活版印刷紀行

いまはほとんど姿を消した「活版印刷」ゆかりの地をゆっくり探訪したり、印刷がらみの話題を提供します。

太田久画伯の『救世主』

2012-07-21 17:37:34 | 活版印刷のふるさと紀行

 

梅雨明け宣言が出た酷暑の翌々日が半袖では涼しすぎる陽気になるとは。九州をはじめ各地で出水騒ぎが起きているし、いったい日本は気象まで狂ってしまったのでしょうか。

 その涼しい日、足を向けたのは銀座教会の『キリスト教美術展2012』でした。太田 久画伯の出品作に対面するためで、私は彼の作品のファンのひとり。腱鞘炎のため、今年は新制作展への出品がないと聞いているのでうれしいチャンスです。

 出品作は「救世主」と題する17,9×13.9cmの小品と「レクエイム・2012」と題する162×130cmの2点。私は観光旅行やカレンダーの 題材さがしで数だけは宗教画を観て来たつもりですが、実際のところはまったく無知です。

 たとえばミケランジェロの「最後の審判」やレオナルド・ダ・ヴィンチの「主の晩餐」のような大作にひきこまれるのも悪くありませんが、あまり物語性が強いなまなましいものより、イスタンブールのアヤ・ソフィア寺院の聖人像や聖母子像の方が好きです。以前にギリシャの世界遺産メテオラの教会内で見た素朴なイエス像のイコンなどにも惹かれました。

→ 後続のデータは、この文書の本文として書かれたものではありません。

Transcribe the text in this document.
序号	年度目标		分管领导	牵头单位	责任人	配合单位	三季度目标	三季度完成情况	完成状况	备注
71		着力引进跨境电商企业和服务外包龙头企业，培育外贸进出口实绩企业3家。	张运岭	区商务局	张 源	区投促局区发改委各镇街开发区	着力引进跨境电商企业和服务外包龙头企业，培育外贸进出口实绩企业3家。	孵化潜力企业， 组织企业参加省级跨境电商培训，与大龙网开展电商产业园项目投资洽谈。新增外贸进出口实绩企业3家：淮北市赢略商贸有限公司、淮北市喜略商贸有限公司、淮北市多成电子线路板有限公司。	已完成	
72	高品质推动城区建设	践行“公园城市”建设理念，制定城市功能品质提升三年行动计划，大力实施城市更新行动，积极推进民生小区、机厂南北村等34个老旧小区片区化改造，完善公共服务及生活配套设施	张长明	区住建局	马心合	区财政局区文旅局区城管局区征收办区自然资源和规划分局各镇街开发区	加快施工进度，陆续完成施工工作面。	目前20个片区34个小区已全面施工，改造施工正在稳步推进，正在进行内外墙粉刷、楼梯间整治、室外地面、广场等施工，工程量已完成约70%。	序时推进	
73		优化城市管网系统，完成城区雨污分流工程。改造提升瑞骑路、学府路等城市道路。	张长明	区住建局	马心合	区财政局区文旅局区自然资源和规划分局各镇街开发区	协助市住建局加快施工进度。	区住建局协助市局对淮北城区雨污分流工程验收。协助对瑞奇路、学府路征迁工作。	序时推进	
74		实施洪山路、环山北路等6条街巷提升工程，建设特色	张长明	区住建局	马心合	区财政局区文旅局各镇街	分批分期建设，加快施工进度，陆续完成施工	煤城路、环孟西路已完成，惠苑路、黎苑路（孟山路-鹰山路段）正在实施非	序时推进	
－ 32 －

 前に太田久画伯がルネッサンス以前のキリスト教の聖画を現代風に表現したいといっておられたと記憶しますが、まさしく今日の2点もシンプルで生々しさを消し去った秀作と見ました。ホッとする画面です。まさに私にとって「レエクレイム、安息よ」のひとときでした。この美術展は7月29日(日)までで23日は休館日です。